Если убийца уже находился здесь в то время, как бангалорец пытался
подкупить приближенных императора, то зачем ему это было нужно? Только для
отвода глаз? Но стоило ли так рисковать и практически откровенно заявлять о
своих преступных намерениях вслух? Ведь его миссия закончилась тем, что ему
пришлось поспешно скрываться от моих людей, не солоно хлебавши. А и самому
скудоумному недотепе будет ясно, что своими действиями он побуждает охрану
Его величества удвоить и утроить усердие; возбуждает лишние подозрения;
ставит на ноги соглядатаев - то есть всячески затрудняет работу своему
напарнику. Если вы находите противоречия в моих рассуждениях, то скажите об
этом.
- Нет, - ответил за всех Аббон Сгорбленный. - Пока ты рассуждаешь весьма
логично. Продолжай, наш добрый Сивард.
- Я с малых лет привык следовать нехитрой истине, - сказал одноглазый. -
Самое простое объяснение обычно и оказывается тем, что соответствует
действительности. И если напрашивается вывод, что тот, кто подкупал
приближенных, и тот, кто покушался на убийство, работали врозь, не
подозревая друг о друге, то так оно и есть.
- Но тогда выходит, что убийца был не с Бангалора?
- Вот этого не скажу, пока не узнаю, - честно ответил начальник Тайной
службы. - Все может быть. Но это не главное; а главное - что теперь мне
нужно смотреть в оба.
И сам захихикал над своим язвительным каламбуром.
- А, может, мы недооцениваем наших потенциальных противников? - предположил
Локлан Лэрдский - Может, кто-то действительно собирается начать войну, и
подобными действиями просто рассчитывает посеять панику; чтобы, услышав
известие о смерти государя, тут же обрушиться на нас с войском?
- Ну, паники не будет, - явственно ухмыльнулся наместник Ашкелона. -
Напротив, версия о неуязвимости императора получила новое подтверждение,
хоть мне и тягостно, что близнец заплатил за это собственной жизнью. Но, в
общем, в этом и состоял его долг - не перед императором, а перед всей нашей
империей. И он знал, на что соглашался.
- Но кто из известных нам государей рискнул бы открыто противостоять
Великому Роану? - задал вопрос Далмеллин. - Лотэр? Аммелорд? Варварская и
нищая Самаана?
- Может, существует заговор на уровне государей? - подбросил идею Локлан
Лэрдский.
- Я бы знал об этом в тот же день, когда подобная мысль возникла в их
дубовых головах, - фыркнул Сивард Ру. - А если бы их головы не были
дубовыми, то и соседние страны процветали бы, а не благоговели перед нами.
Нет, заговора нет и быть не может.
- Ходевенский континент тоже отпадает, - высказал свое мнение Теобальд. -
Большинство тамошних государств находятся на уровне варварства.

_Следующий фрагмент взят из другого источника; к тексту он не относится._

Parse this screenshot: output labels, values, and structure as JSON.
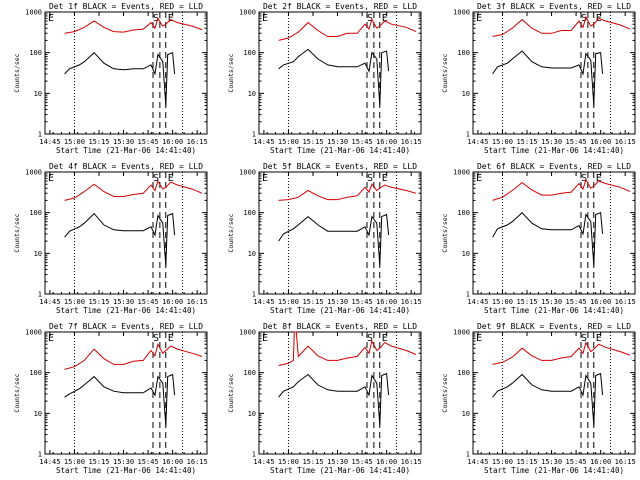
{
  "chart_data": [
    {
      "type": "line",
      "title": "Det 1f BLACK = Events, RED = LLD",
      "xlabel": "Start Time (21-Mar-06 14:41:40)",
      "ylabel": "Counts/sec",
      "yscale": "log",
      "ylim": [
        1,
        1000
      ],
      "xlim": [
        14.7,
        16.35
      ],
      "yticks": [
        "1",
        "10",
        "100",
        "1000"
      ],
      "xticks": [
        "14:45",
        "15:00",
        "15:15",
        "15:30",
        "15:45",
        "16:00",
        "16:15"
      ],
      "markers": [
        "E",
        "S",
        "E"
      ],
      "series": [
        {
          "name": "Events",
          "color": "#000000",
          "x": [
            14.9,
            14.95,
            15.05,
            15.1,
            15.2,
            15.3,
            15.4,
            15.5,
            15.6,
            15.7,
            15.78,
            15.82,
            15.85,
            15.9,
            15.93,
            15.95,
            16.0,
            16.02
          ],
          "y": [
            30,
            40,
            50,
            60,
            100,
            55,
            40,
            38,
            40,
            40,
            50,
            30,
            90,
            60,
            5,
            90,
            100,
            30
          ]
        },
        {
          "name": "LLD",
          "color": "#d40000",
          "x": [
            14.9,
            15.0,
            15.1,
            15.2,
            15.3,
            15.4,
            15.5,
            15.6,
            15.7,
            15.78,
            15.82,
            15.85,
            15.9,
            15.93,
            15.98,
            16.05,
            16.2,
            16.3
          ],
          "y": [
            300,
            330,
            420,
            600,
            420,
            330,
            320,
            360,
            380,
            550,
            400,
            700,
            450,
            500,
            650,
            550,
            450,
            370
          ]
        }
      ]
    },
    {
      "type": "line",
      "title": "Det 2f BLACK = Events, RED = LLD",
      "xlabel": "Start Time (21-Mar-06 14:41:40)",
      "ylabel": "Counts/sec",
      "yscale": "log",
      "ylim": [
        1,
        1000
      ],
      "xlim": [
        14.7,
        16.35
      ],
      "yticks": [
        "1",
        "10",
        "100",
        "1000"
      ],
      "xticks": [
        "14:45",
        "15:00",
        "15:15",
        "15:30",
        "15:45",
        "16:00",
        "16:15"
      ],
      "markers": [
        "E",
        "S",
        "E"
      ],
      "series": [
        {
          "name": "Events",
          "color": "#000000",
          "x": [
            14.9,
            14.95,
            15.05,
            15.1,
            15.2,
            15.3,
            15.4,
            15.5,
            15.6,
            15.7,
            15.78,
            15.82,
            15.85,
            15.9,
            15.93,
            15.95,
            16.0,
            16.02
          ],
          "y": [
            40,
            50,
            60,
            80,
            120,
            70,
            50,
            45,
            45,
            45,
            55,
            35,
            100,
            70,
            5,
            100,
            110,
            35
          ]
        },
        {
          "name": "LLD",
          "color": "#d40000",
          "x": [
            14.9,
            15.0,
            15.1,
            15.2,
            15.3,
            15.4,
            15.5,
            15.6,
            15.7,
            15.78,
            15.82,
            15.85,
            15.9,
            15.93,
            15.98,
            16.05,
            16.2,
            16.3
          ],
          "y": [
            200,
            230,
            320,
            550,
            350,
            250,
            250,
            300,
            300,
            500,
            380,
            650,
            400,
            450,
            600,
            500,
            420,
            330
          ]
        }
      ]
    },
    {
      "type": "line",
      "title": "Det 3f BLACK = Events, RED = LLD",
      "xlabel": "Start Time (21-Mar-06 14:41:40)",
      "ylabel": "Counts/sec",
      "yscale": "log",
      "ylim": [
        1,
        1000
      ],
      "xlim": [
        14.7,
        16.35
      ],
      "yticks": [
        "1",
        "10",
        "100",
        "1000"
      ],
      "xticks": [
        "14:45",
        "15:00",
        "15:15",
        "15:30",
        "15:45",
        "16:00",
        "16:15"
      ],
      "markers": [
        "E",
        "S",
        "E"
      ],
      "series": [
        {
          "name": "Events",
          "color": "#000000",
          "x": [
            14.9,
            14.95,
            15.05,
            15.1,
            15.2,
            15.3,
            15.4,
            15.5,
            15.6,
            15.7,
            15.78,
            15.82,
            15.85,
            15.9,
            15.93,
            15.95,
            16.0,
            16.02
          ],
          "y": [
            30,
            45,
            55,
            70,
            110,
            60,
            45,
            42,
            42,
            42,
            50,
            30,
            95,
            65,
            5,
            95,
            100,
            30
          ]
        },
        {
          "name": "LLD",
          "color": "#d40000",
          "x": [
            14.9,
            15.0,
            15.1,
            15.2,
            15.3,
            15.4,
            15.5,
            15.6,
            15.7,
            15.78,
            15.82,
            15.85,
            15.9,
            15.93,
            15.98,
            16.05,
            16.2,
            16.3
          ],
          "y": [
            250,
            280,
            400,
            650,
            400,
            300,
            300,
            350,
            350,
            600,
            420,
            750,
            450,
            500,
            700,
            600,
            480,
            380
          ]
        }
      ]
    },
    {
      "type": "line",
      "title": "Det 4f BLACK = Events, RED = LLD",
      "xlabel": "Start Time (21-Mar-06 14:41:40)",
      "ylabel": "Counts/sec",
      "yscale": "log",
      "ylim": [
        1,
        1000
      ],
      "xlim": [
        14.7,
        16.35
      ],
      "yticks": [
        "1",
        "10",
        "100",
        "1000"
      ],
      "xticks": [
        "14:45",
        "15:00",
        "15:15",
        "15:30",
        "15:45",
        "16:00",
        "16:15"
      ],
      "markers": [
        "E",
        "S",
        "E"
      ],
      "series": [
        {
          "name": "Events",
          "color": "#000000",
          "x": [
            14.9,
            14.95,
            15.05,
            15.1,
            15.2,
            15.3,
            15.4,
            15.5,
            15.6,
            15.7,
            15.78,
            15.82,
            15.85,
            15.9,
            15.93,
            15.95,
            16.0,
            16.02
          ],
          "y": [
            25,
            35,
            45,
            55,
            95,
            50,
            38,
            36,
            36,
            36,
            45,
            28,
            85,
            55,
            5,
            85,
            95,
            28
          ]
        },
        {
          "name": "LLD",
          "color": "#d40000",
          "x": [
            14.9,
            15.0,
            15.1,
            15.2,
            15.3,
            15.4,
            15.5,
            15.6,
            15.7,
            15.78,
            15.82,
            15.85,
            15.9,
            15.93,
            15.98,
            16.05,
            16.2,
            16.3
          ],
          "y": [
            200,
            230,
            330,
            500,
            330,
            250,
            250,
            280,
            300,
            480,
            350,
            600,
            380,
            420,
            560,
            480,
            380,
            300
          ]
        }
      ]
    },
    {
      "type": "line",
      "title": "Det 5f BLACK = Events, RED = LLD",
      "xlabel": "Start Time (21-Mar-06 14:41:40)",
      "ylabel": "Counts/sec",
      "yscale": "log",
      "ylim": [
        1,
        1000
      ],
      "xlim": [
        14.7,
        16.35
      ],
      "yticks": [
        "1",
        "10",
        "100",
        "1000"
      ],
      "xticks": [
        "14:45",
        "15:00",
        "15:15",
        "15:30",
        "15:45",
        "16:00",
        "16:15"
      ],
      "markers": [
        "E",
        "S",
        "E"
      ],
      "series": [
        {
          "name": "Events",
          "color": "#000000",
          "x": [
            14.9,
            14.95,
            15.05,
            15.1,
            15.2,
            15.3,
            15.4,
            15.5,
            15.6,
            15.7,
            15.78,
            15.82,
            15.85,
            15.9,
            15.93,
            15.95,
            16.0,
            16.02
          ],
          "y": [
            20,
            30,
            40,
            50,
            80,
            50,
            35,
            35,
            35,
            35,
            45,
            28,
            80,
            55,
            5,
            80,
            90,
            28
          ]
        },
        {
          "name": "LLD",
          "color": "#d40000",
          "x": [
            14.9,
            15.0,
            15.1,
            15.2,
            15.3,
            15.4,
            15.5,
            15.6,
            15.7,
            15.78,
            15.82,
            15.85,
            15.9,
            15.93,
            15.98,
            16.05,
            16.2,
            16.3
          ],
          "y": [
            200,
            210,
            240,
            350,
            260,
            210,
            210,
            240,
            260,
            420,
            320,
            500,
            350,
            400,
            480,
            420,
            350,
            300
          ]
        }
      ]
    },
    {
      "type": "line",
      "title": "Det 6f BLACK = Events, RED = LLD",
      "xlabel": "Start Time (21-Mar-06 14:41:40)",
      "ylabel": "Counts/sec",
      "yscale": "log",
      "ylim": [
        1,
        1000
      ],
      "xlim": [
        14.7,
        16.35
      ],
      "yticks": [
        "1",
        "10",
        "100",
        "1000"
      ],
      "xticks": [
        "14:45",
        "15:00",
        "15:15",
        "15:30",
        "15:45",
        "16:00",
        "16:15"
      ],
      "markers": [
        "E",
        "S",
        "E"
      ],
      "series": [
        {
          "name": "Events",
          "color": "#000000",
          "x": [
            14.9,
            14.95,
            15.05,
            15.1,
            15.2,
            15.3,
            15.4,
            15.5,
            15.6,
            15.7,
            15.78,
            15.82,
            15.85,
            15.9,
            15.93,
            15.95,
            16.0,
            16.02
          ],
          "y": [
            25,
            40,
            50,
            60,
            100,
            55,
            40,
            38,
            38,
            38,
            48,
            30,
            90,
            60,
            5,
            90,
            100,
            30
          ]
        },
        {
          "name": "LLD",
          "color": "#d40000",
          "x": [
            14.9,
            15.0,
            15.1,
            15.2,
            15.3,
            15.4,
            15.5,
            15.6,
            15.7,
            15.78,
            15.82,
            15.85,
            15.9,
            15.93,
            15.98,
            16.05,
            16.2,
            16.3
          ],
          "y": [
            200,
            240,
            350,
            550,
            360,
            270,
            270,
            300,
            320,
            520,
            380,
            650,
            400,
            450,
            600,
            520,
            420,
            330
          ]
        }
      ]
    },
    {
      "type": "line",
      "title": "Det 7f BLACK = Events, RED = LLD",
      "xlabel": "Start Time (21-Mar-06 14:41:40)",
      "ylabel": "Counts/sec",
      "yscale": "log",
      "ylim": [
        1,
        1000
      ],
      "xlim": [
        14.7,
        16.35
      ],
      "yticks": [
        "1",
        "10",
        "100",
        "1000"
      ],
      "xticks": [
        "14:45",
        "15:00",
        "15:15",
        "15:30",
        "15:45",
        "16:00",
        "16:15"
      ],
      "markers": [
        "E",
        "S",
        "E"
      ],
      "series": [
        {
          "name": "Events",
          "color": "#000000",
          "x": [
            14.9,
            14.95,
            15.05,
            15.1,
            15.2,
            15.3,
            15.4,
            15.5,
            15.6,
            15.7,
            15.78,
            15.82,
            15.85,
            15.9,
            15.93,
            15.95,
            16.0,
            16.02
          ],
          "y": [
            25,
            30,
            40,
            50,
            80,
            45,
            35,
            32,
            32,
            32,
            42,
            28,
            80,
            55,
            5,
            80,
            90,
            28
          ]
        },
        {
          "name": "LLD",
          "color": "#d40000",
          "x": [
            14.9,
            15.0,
            15.1,
            15.2,
            15.3,
            15.4,
            15.5,
            15.6,
            15.7,
            15.78,
            15.82,
            15.85,
            15.9,
            15.93,
            15.98,
            16.05,
            16.2,
            16.3
          ],
          "y": [
            120,
            140,
            200,
            380,
            220,
            160,
            160,
            190,
            200,
            350,
            260,
            500,
            300,
            350,
            450,
            380,
            300,
            250
          ]
        }
      ]
    },
    {
      "type": "line",
      "title": "Det 8f BLACK = Events, RED = LLD",
      "xlabel": "Start Time (21-Mar-06 14:41:40)",
      "ylabel": "Counts/sec",
      "yscale": "log",
      "ylim": [
        1,
        1000
      ],
      "xlim": [
        14.7,
        16.35
      ],
      "yticks": [
        "1",
        "10",
        "100",
        "1000"
      ],
      "xticks": [
        "14:45",
        "15:00",
        "15:15",
        "15:30",
        "15:45",
        "16:00",
        "16:15"
      ],
      "markers": [
        "E",
        "S",
        "E"
      ],
      "series": [
        {
          "name": "Events",
          "color": "#000000",
          "x": [
            14.9,
            14.95,
            15.05,
            15.1,
            15.2,
            15.3,
            15.4,
            15.5,
            15.6,
            15.7,
            15.78,
            15.82,
            15.85,
            15.9,
            15.93,
            15.95,
            16.0,
            16.02
          ],
          "y": [
            25,
            35,
            45,
            60,
            90,
            50,
            38,
            35,
            35,
            35,
            45,
            28,
            85,
            55,
            5,
            85,
            95,
            28
          ]
        },
        {
          "name": "LLD",
          "color": "#d40000",
          "x": [
            14.9,
            15.0,
            15.05,
            15.06,
            15.08,
            15.1,
            15.2,
            15.3,
            15.4,
            15.5,
            15.6,
            15.7,
            15.78,
            15.82,
            15.85,
            15.9,
            15.93,
            15.98,
            16.05,
            16.2,
            16.3
          ],
          "y": [
            150,
            170,
            200,
            1000,
            1000,
            250,
            450,
            260,
            200,
            200,
            230,
            250,
            420,
            300,
            600,
            350,
            400,
            550,
            450,
            350,
            280
          ]
        }
      ]
    },
    {
      "type": "line",
      "title": "Det 9f BLACK = Events, RED = LLD",
      "xlabel": "Start Time (21-Mar-06 14:41:40)",
      "ylabel": "Counts/sec",
      "yscale": "log",
      "ylim": [
        1,
        1000
      ],
      "xlim": [
        14.7,
        16.35
      ],
      "yticks": [
        "1",
        "10",
        "100",
        "1000"
      ],
      "xticks": [
        "14:45",
        "15:00",
        "15:15",
        "15:30",
        "15:45",
        "16:00",
        "16:15"
      ],
      "markers": [
        "E",
        "S",
        "E"
      ],
      "series": [
        {
          "name": "Events",
          "color": "#000000",
          "x": [
            14.9,
            14.95,
            15.05,
            15.1,
            15.2,
            15.3,
            15.4,
            15.5,
            15.6,
            15.7,
            15.78,
            15.82,
            15.85,
            15.9,
            15.93,
            15.95,
            16.0,
            16.02
          ],
          "y": [
            25,
            35,
            45,
            55,
            90,
            50,
            38,
            35,
            35,
            35,
            45,
            28,
            85,
            55,
            5,
            85,
            95,
            28
          ]
        },
        {
          "name": "LLD",
          "color": "#d40000",
          "x": [
            14.9,
            15.0,
            15.1,
            15.2,
            15.3,
            15.4,
            15.5,
            15.6,
            15.7,
            15.78,
            15.82,
            15.85,
            15.9,
            15.93,
            15.98,
            16.05,
            16.2,
            16.3
          ],
          "y": [
            160,
            180,
            240,
            400,
            260,
            200,
            200,
            230,
            250,
            400,
            300,
            550,
            330,
            380,
            500,
            420,
            330,
            270
          ]
        }
      ]
    }
  ]
}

Если бы их
не отделял от нас океан, я бы стал их опасаться: юные народы всегда
кровожадны и не считаются с собственными потерями при завоеваниях. Но им до
нас так просто не добраться. К тому же, они и между собой не разобрались.
- У меня есть одно предположение, - взял слово Аббон Флерийский. - И оно
мне не нравится. Накануне убийства меня посещал Аластер и просил взглянуть
в мое Озерцо Слез...
- Ты же отказался, - вмешался герцог Дембийский. - Или мне показалось?
- Ну, не время сейчас об этом... Главное, я все-таки посмотрел в свое
Озерцо, и пролил немало горьких слез.
- Это что - снова фигура речи? - сварливо спросил Далмеллин. - Сколько я ни
слушаю Вас в совете, Аббон, столько поражаюсь Вашему пристрастию к
недорогим эффектам.
- Дешевым, - подал голос Гуммер.
- Я так и сказал.
Аббон Флерийский не стал ввязываться в очередной спор из тех, что редко, но
все же разгорались прямо на заседании Большого Ночного Совета. И это тоже
сказало его участникам о серьезности положения.
- Мы снова вернулись к Бангалору, - молвил маг другим тоном - серьезным и
жестким. - Я обнаружил на Алоре средоточие силы, которой раньше там и в
помине не было. Звезды благоволят к этой земле, и всякий маг, решивший
заниматься там своим ремеслом, достигнет большего, чем где бы то ни было на
Лунггаре.
- Пока магов нет, бояться особо нечего? - спросил Локлан граф Лэрд.
- Но они уже есть, - громко сказал Аббон.